At estate sales, treasure seekers encounter once-beloved personal and utilitarian objects that lose their original meaning when stripped of their context. Through my arrangement of the spaces and possessions found in each home, I counteract the impersonal nature of an estate sale and the way it distances us from death. Attention is paid to physical markings of the environment and the accumulation and age of items to help construct a past life and allude to the passage of time. As members of this generation pass away, their personal history becomes commodified; but this project counteracts the disposability of an accumulated life by prolonging the existence of the domestic environment and the items it contains.

BOOK PROJECT STATEMENT

For the past two years I’ve been working on my visual thesis project, “Forget Me Not” that focuses on the interior spaces and environments I find while attending estate sales in the Chicago area. From the start of this project I’d envisioned the end result as a book that would create a narrative structure for my photographs. The book will provide a means of building an environment for my own photographs through the inclusion of family snapshots, written material like letters and journals and words and images from ephemera purchased at the sales like cookbooks, decorating guides and travel brochures that serve as a primary source and voice of the era that links the past to the present. A book also ensures permanence, the evershifting spaces I photograph that are now gone will have the chance to live on as a tangible presence.

IMAGES

More images from my “Forget Me Not” project can be seen online at my website: http://www.leilaniwertens.com Unfortunately I don’t have all the found material/slides scanned yet but will post samples of those to the blog soon.

PHYSICAL DESCRIPTION
I’ll use a flatbed scanner to digitize the physical materials collected from the estate sales (ie vernacular photographs, dried flowers, scrapbook pages).  I hope to produce a limited edition artist series of the book and also a more commercial, digital version—for the limited edition I’ll use basic binding techniques and materials like chipboard, glue and thread to create an editioned version of the book.

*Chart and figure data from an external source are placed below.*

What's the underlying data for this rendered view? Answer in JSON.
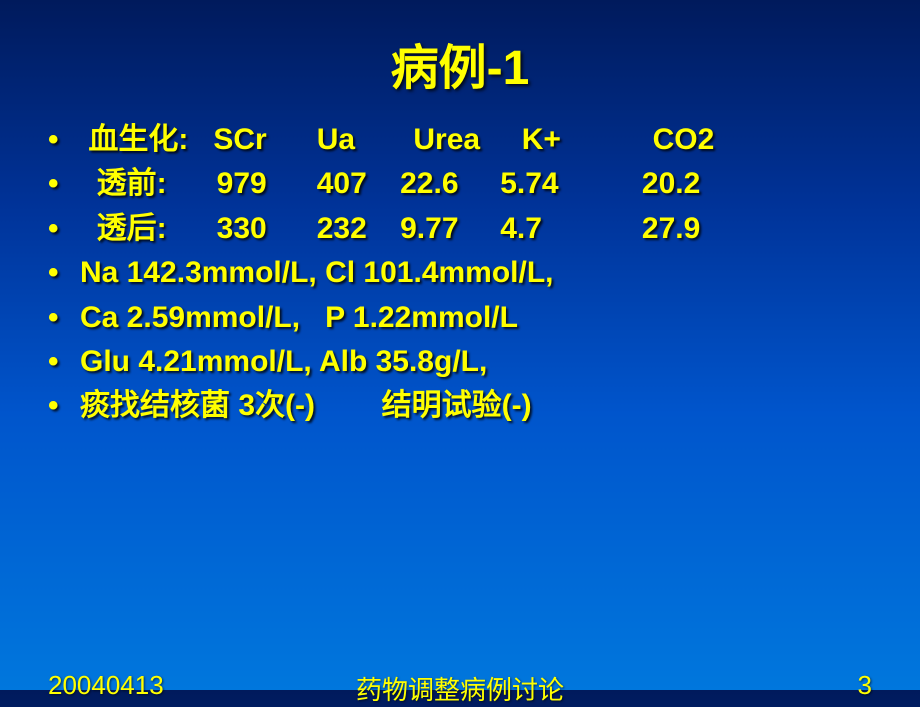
{
  "title": "病例-1",
  "bullets": [
    " 血生化:   SCr      Ua       Urea     K+           CO2",
    "  透前:      979      407    22.6     5.74          20.2",
    "  透后:      330      232    9.77     4.7            27.9",
    "Na 142.3mmol/L, Cl 101.4mmol/L,",
    "Ca 2.59mmol/L,   P 1.22mmol/L",
    "Glu 4.21mmol/L, Alb 35.8g/L,",
    "痰找结核菌 3次(-)        结明试验(-)"
  ],
  "footer": {
    "date": "20040413",
    "doc_title": "药物调整病例讨论",
    "page": "3"
  },
  "colors": {
    "text": "#ffff00",
    "bg_top": "#001a5c",
    "bg_bottom": "#0077dd"
  }
}
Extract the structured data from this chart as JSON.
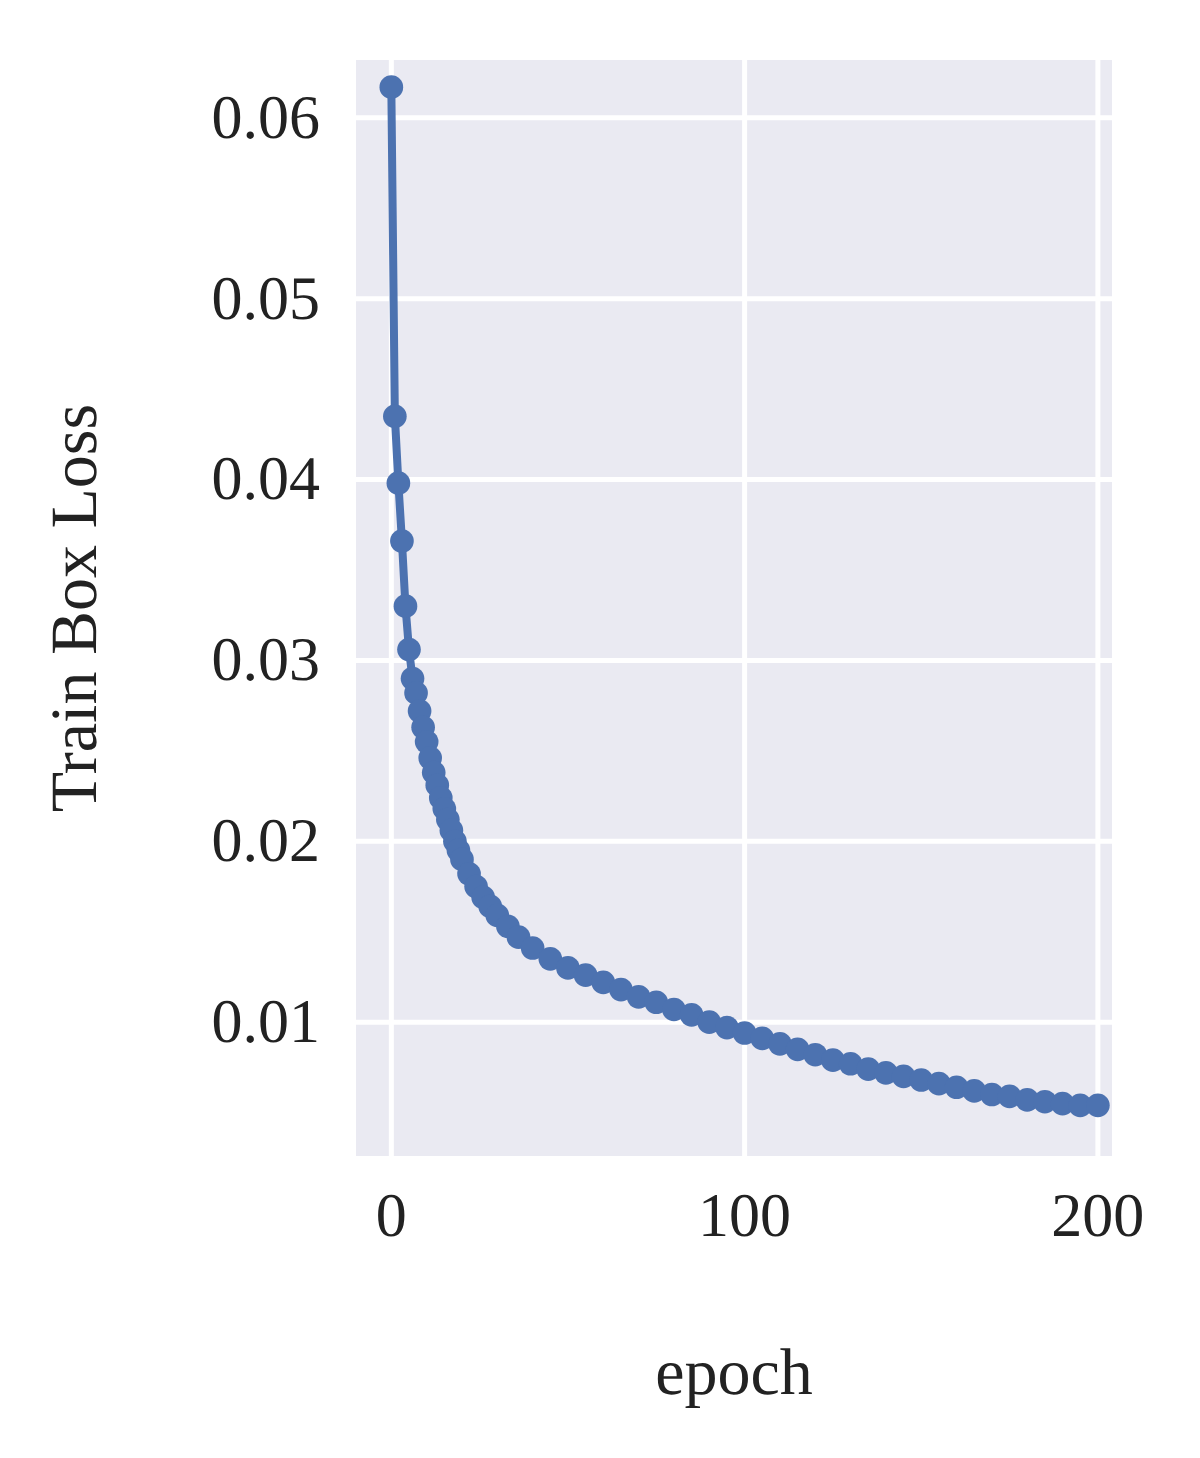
{
  "chart_data": {
    "type": "line",
    "xlabel": "epoch",
    "ylabel": "Train Box Loss",
    "xlim": [
      -10,
      204
    ],
    "ylim": [
      0.0026,
      0.0632
    ],
    "xticks": [
      0,
      100,
      200
    ],
    "yticks": [
      0.01,
      0.02,
      0.03,
      0.04,
      0.05,
      0.06
    ],
    "grid": true,
    "marker": "circle",
    "line_style": "solid",
    "series": [
      {
        "color": "#4c72b0",
        "x": [
          0,
          1,
          2,
          3,
          4,
          5,
          6,
          7,
          8,
          9,
          10,
          11,
          12,
          13,
          14,
          15,
          16,
          17,
          18,
          19,
          20,
          22,
          24,
          26,
          28,
          30,
          33,
          36,
          40,
          45,
          50,
          55,
          60,
          65,
          70,
          75,
          80,
          85,
          90,
          95,
          100,
          105,
          110,
          115,
          120,
          125,
          130,
          135,
          140,
          145,
          150,
          155,
          160,
          165,
          170,
          175,
          180,
          185,
          190,
          195,
          200
        ],
        "values": [
          0.0617,
          0.0435,
          0.0398,
          0.0366,
          0.033,
          0.0306,
          0.029,
          0.0282,
          0.0272,
          0.0263,
          0.0255,
          0.0246,
          0.0238,
          0.0231,
          0.0224,
          0.0218,
          0.0212,
          0.0206,
          0.02,
          0.0195,
          0.019,
          0.0182,
          0.0175,
          0.0169,
          0.0164,
          0.0159,
          0.0153,
          0.0147,
          0.0141,
          0.0135,
          0.013,
          0.0126,
          0.0122,
          0.0118,
          0.0114,
          0.0111,
          0.0107,
          0.0104,
          0.01,
          0.0097,
          0.0094,
          0.0091,
          0.0088,
          0.0085,
          0.0082,
          0.0079,
          0.0077,
          0.0074,
          0.0072,
          0.007,
          0.0068,
          0.0066,
          0.0064,
          0.0062,
          0.006,
          0.0059,
          0.0057,
          0.0056,
          0.0055,
          0.0054,
          0.0054
        ]
      }
    ]
  }
}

The digitally produced book will be similar in content but will be bound by an on-demand publisher and have a different cover than the limited edition.

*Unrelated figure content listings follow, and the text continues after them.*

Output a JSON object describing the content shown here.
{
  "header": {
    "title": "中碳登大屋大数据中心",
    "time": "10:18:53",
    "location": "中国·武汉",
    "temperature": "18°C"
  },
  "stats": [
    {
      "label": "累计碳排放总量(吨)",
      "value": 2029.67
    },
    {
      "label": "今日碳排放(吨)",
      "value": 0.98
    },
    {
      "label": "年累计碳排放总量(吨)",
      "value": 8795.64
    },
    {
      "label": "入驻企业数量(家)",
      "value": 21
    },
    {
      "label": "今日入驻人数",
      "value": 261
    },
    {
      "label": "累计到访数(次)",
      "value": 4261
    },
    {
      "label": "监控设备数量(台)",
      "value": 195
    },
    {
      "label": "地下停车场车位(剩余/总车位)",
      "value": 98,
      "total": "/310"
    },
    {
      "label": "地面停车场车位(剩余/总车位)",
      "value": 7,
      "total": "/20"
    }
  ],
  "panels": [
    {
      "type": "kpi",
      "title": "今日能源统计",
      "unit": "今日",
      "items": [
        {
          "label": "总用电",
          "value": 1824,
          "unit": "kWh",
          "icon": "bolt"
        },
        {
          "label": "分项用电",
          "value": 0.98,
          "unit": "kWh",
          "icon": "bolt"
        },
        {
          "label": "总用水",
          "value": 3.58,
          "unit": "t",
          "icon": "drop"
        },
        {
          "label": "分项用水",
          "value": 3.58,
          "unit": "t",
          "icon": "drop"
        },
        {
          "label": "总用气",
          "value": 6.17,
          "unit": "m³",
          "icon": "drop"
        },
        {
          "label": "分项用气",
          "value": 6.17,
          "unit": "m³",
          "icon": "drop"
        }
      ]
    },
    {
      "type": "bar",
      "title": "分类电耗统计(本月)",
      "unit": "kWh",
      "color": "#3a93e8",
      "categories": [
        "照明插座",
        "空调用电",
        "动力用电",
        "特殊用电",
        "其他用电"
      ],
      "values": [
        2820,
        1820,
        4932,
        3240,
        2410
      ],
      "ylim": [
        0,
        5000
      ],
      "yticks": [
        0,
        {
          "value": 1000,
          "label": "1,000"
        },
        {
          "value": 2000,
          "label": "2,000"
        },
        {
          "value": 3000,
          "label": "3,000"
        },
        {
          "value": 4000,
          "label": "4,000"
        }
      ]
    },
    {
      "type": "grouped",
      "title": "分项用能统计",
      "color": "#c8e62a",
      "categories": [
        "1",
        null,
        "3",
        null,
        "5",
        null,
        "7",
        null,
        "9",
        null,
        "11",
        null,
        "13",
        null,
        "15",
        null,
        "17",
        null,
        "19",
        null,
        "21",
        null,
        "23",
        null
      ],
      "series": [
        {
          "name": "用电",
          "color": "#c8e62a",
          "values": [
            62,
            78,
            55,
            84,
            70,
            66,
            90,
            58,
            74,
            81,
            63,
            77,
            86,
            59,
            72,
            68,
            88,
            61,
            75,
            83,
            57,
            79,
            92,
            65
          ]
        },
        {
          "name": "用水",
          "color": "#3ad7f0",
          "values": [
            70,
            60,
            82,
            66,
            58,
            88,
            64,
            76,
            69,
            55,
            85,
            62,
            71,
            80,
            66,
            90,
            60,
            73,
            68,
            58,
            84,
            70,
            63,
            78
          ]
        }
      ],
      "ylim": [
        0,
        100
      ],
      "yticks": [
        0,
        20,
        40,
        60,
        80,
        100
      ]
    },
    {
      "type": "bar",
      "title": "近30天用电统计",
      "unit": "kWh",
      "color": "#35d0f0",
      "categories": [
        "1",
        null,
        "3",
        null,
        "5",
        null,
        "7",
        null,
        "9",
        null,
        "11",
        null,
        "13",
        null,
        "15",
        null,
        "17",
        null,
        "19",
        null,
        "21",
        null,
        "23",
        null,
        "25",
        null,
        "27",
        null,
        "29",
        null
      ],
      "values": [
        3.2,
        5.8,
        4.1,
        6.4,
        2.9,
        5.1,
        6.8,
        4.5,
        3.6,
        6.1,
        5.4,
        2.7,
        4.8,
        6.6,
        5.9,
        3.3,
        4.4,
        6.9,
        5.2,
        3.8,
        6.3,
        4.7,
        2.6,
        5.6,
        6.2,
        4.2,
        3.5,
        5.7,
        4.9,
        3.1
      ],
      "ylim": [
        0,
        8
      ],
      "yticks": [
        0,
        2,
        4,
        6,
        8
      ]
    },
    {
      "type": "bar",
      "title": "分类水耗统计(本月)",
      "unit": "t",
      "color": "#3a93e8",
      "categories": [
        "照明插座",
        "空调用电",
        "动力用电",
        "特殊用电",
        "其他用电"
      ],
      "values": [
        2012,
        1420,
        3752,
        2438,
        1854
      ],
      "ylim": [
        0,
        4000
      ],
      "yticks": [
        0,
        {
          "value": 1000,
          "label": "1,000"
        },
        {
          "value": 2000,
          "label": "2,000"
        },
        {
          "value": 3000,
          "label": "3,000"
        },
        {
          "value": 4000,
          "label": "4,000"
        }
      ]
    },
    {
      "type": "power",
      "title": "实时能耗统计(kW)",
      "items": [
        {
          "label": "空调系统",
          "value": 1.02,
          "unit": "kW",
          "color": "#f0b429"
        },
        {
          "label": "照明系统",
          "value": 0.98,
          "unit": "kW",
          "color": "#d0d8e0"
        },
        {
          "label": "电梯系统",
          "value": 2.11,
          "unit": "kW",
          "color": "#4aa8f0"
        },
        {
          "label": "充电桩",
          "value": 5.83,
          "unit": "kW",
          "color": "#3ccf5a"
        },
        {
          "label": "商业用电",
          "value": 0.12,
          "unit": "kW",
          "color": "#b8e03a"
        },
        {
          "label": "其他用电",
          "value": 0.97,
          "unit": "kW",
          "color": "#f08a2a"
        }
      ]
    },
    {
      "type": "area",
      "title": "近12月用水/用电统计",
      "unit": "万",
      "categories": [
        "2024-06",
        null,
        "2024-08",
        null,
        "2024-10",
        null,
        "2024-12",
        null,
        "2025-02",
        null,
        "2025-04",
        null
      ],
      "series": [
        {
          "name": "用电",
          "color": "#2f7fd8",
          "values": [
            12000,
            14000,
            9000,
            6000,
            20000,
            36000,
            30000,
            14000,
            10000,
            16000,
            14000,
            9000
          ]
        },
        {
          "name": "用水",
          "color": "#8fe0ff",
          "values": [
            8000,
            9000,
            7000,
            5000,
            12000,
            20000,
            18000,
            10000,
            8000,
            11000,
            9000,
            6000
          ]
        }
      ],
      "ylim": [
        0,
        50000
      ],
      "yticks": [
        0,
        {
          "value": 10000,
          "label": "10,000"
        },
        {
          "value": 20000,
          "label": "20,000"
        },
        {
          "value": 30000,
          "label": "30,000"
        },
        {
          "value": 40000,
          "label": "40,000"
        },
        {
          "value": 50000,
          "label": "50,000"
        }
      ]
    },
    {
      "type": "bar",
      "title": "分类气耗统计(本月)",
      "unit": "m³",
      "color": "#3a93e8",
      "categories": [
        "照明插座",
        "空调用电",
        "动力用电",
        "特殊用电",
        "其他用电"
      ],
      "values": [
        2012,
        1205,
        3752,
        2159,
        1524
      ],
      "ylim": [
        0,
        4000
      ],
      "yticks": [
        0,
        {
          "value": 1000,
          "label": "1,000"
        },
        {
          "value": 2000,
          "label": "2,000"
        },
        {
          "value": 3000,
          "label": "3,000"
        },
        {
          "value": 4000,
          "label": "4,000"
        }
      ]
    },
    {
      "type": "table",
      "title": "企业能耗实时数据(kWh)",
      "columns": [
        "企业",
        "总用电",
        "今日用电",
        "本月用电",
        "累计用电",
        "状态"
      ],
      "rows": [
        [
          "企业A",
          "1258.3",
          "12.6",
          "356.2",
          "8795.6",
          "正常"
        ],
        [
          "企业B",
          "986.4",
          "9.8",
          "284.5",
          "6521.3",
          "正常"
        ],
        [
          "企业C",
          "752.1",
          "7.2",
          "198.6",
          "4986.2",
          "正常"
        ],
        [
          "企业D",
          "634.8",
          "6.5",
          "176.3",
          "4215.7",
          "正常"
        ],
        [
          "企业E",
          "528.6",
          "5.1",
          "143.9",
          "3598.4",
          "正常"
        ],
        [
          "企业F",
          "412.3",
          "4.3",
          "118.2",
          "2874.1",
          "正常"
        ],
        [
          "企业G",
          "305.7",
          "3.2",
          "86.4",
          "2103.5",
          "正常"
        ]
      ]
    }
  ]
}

Since I’m attempting to incorporate various elements– my own images, found imagery/ephemera and text the end result will not be one large book but several small books that will be united in their size, materials used and overall aesthetic. They will all fit into one larger box/sleeve that will encase them all. For now I envision 3 or 4 of these smaller books (depending on how long it takes to create each one) that will each represent one story/voice/a particular estate sale. I’m still struggling with where my own photographs come into the process– whether they should be separated into one of the small books or integrated into the 3 books. If I separated my photo project into its own book I’d make a different aesthetic choice with the cover/fonts/colours used to differentiate it from the ‘source material’ and to emphasize the difference in past vs present.